Original 1930s Officers Uniform with BEF and Dunkirk History

Original 1930s Officers Uniform with BEF and Dunkirk History

Code: 50901

SOLD

A rare original inter-war Officers Service Dress Tunic and matching Knickerbocker trousers with Battle for France and Dunkirk Evacuation history.

This uniform originally belonged to Henry Pyers Ronald Lloyd-Mostyn who was commissioned into the 15/19 Kings Royal Hussars during the late 1930s. He served as a Scout Carrier Commander with 5th Troop, A Squadron and saw action at the battle of Assche. He was a 2nd Lieutenant at this point and troop leader. He survived the action and made his way to Dunkirk on foot and reported for duty once there. Sadly on the 27th of May 1940 he was drowned whilst on his way back to England.

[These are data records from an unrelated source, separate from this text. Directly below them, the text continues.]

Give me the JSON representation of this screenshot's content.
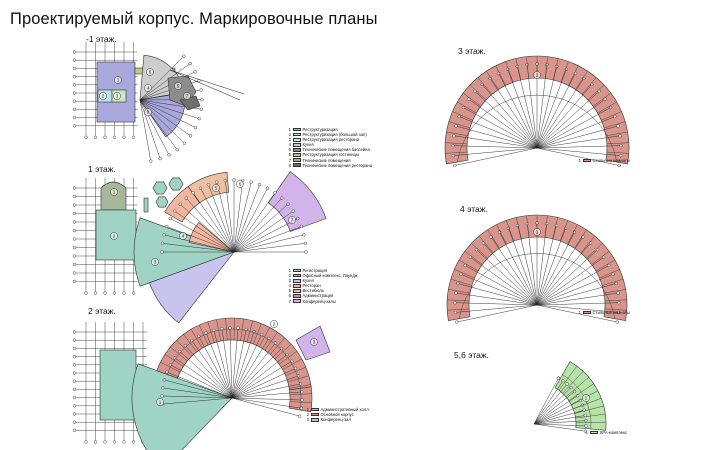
{
  "title": "Проектируемый корпус. Маркировочные планы",
  "floors": {
    "b1": {
      "label": "-1 этаж."
    },
    "f1": {
      "label": "1 этаж."
    },
    "f2": {
      "label": "2 этаж."
    },
    "f3": {
      "label": "3 этаж."
    },
    "f4": {
      "label": "4 этаж."
    },
    "f56": {
      "label": "5,6 этаж."
    }
  },
  "colors": {
    "blue": "#a9a8dc",
    "cyan": "#bfe3f0",
    "mint": "#cfe8c0",
    "grey": "#cdcdcd",
    "darkgrey": "#8c8c8c",
    "olive": "#c9c77e",
    "teal": "#9fd3c3",
    "darkgreen": "#a7b89a",
    "salmon": "#f2b6a0",
    "orange": "#eebfa0",
    "purple": "#d2b3ea",
    "red": "#d9958c",
    "green": "#b6e3a8",
    "lavender": "#c8c4ee"
  },
  "legends": {
    "b1": [
      {
        "n": "1",
        "text": "Реструктуризация",
        "color": "#a9a8dc"
      },
      {
        "n": "2",
        "text": "Реструктуризация (большой зал)",
        "color": "#bfe3f0"
      },
      {
        "n": "3",
        "text": "Реструктуризация ресторана",
        "color": "#cfe8c0"
      },
      {
        "n": "4",
        "text": "Кухня",
        "color": "#cdcdcd"
      },
      {
        "n": "5",
        "text": "Технические помещения бассейна",
        "color": "#8c8c8c"
      },
      {
        "n": "6",
        "text": "Реструктуризация гостиницы",
        "color": "#c9c77e"
      },
      {
        "n": "7",
        "text": "Технические помещения",
        "color": "#a7a7a7"
      },
      {
        "n": "8",
        "text": "Технические помещения ресторана",
        "color": "#6f6f6f"
      }
    ],
    "f1": [
      {
        "n": "1",
        "text": "Регистрация",
        "color": "#9fd3c3"
      },
      {
        "n": "2",
        "text": "Офисный комплекс, Лаундж",
        "color": "#a7b89a"
      },
      {
        "n": "3",
        "text": "Кухня",
        "color": "#c8c4ee"
      },
      {
        "n": "4",
        "text": "Ресторан",
        "color": "#f2b6a0"
      },
      {
        "n": "5",
        "text": "Вестибюль",
        "color": "#eebfa0"
      },
      {
        "n": "6",
        "text": "Администрация",
        "color": "#d9958c"
      },
      {
        "n": "7",
        "text": "Конференц-залы",
        "color": "#d2b3ea"
      }
    ],
    "f2": [
      {
        "n": "1",
        "text": "Административный холл",
        "color": "#9fd3c3"
      },
      {
        "n": "2",
        "text": "Основной корпус",
        "color": "#d9958c"
      },
      {
        "n": "3",
        "text": "Конференц-зал",
        "color": "#d2b3ea"
      }
    ],
    "f3": [
      {
        "n": "1",
        "text": "Стильные комнаты",
        "color": "#d9958c"
      }
    ],
    "f4": [
      {
        "n": "1",
        "text": "Стильные комнаты",
        "color": "#d9958c"
      }
    ],
    "f56": [
      {
        "n": "1",
        "text": "SPA-комплекс",
        "color": "#b6e3a8"
      }
    ]
  }
}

The uniform itself is typical of the 1930s. The jacket features pleated chest pockets, lower bellows pockets, cavalry cuff and epaulettes. It features brass Edward VIII Buttons which help date the uniform specifically to 1936. The knickerbockers were a popular choice for officers during the inter-war years but fell out of fashion very early in the Second World War. They feature buttons for braces around the top of the trousers as well as a button fly and buttons to the bottom of the leg to secure them around the leg.

Both the jacket and trousers bare the same label so are undoubtedly a set. The bottom half of the label is missing from the jacket but luckily the complete label has survived in the trousers. It states the maker as ‘Farrel & Sons Ltd’ of Camberley and the original owners name ‘H.P.R Lloyd-Mostyn’ has been added below in ink. Interestingly, the uniform does not appear to have had any collar badges or shoulder badges fitted to it during it life.

The uniform is a relatively tall, slim size. The jacket measures at 18” across the chest, has a 22” inside arm and measures 15 across the waist. The knickers measure at 15 1/2” across the waist and 26” along the inside leg.

The condition of the set is extremely good and its displays very well indeed. It shows next to no signs of wear and the only damage I can find is a very small hole to the seat which is shown in the photographs.

Altogether a stunning uniform which some incredible BEF history!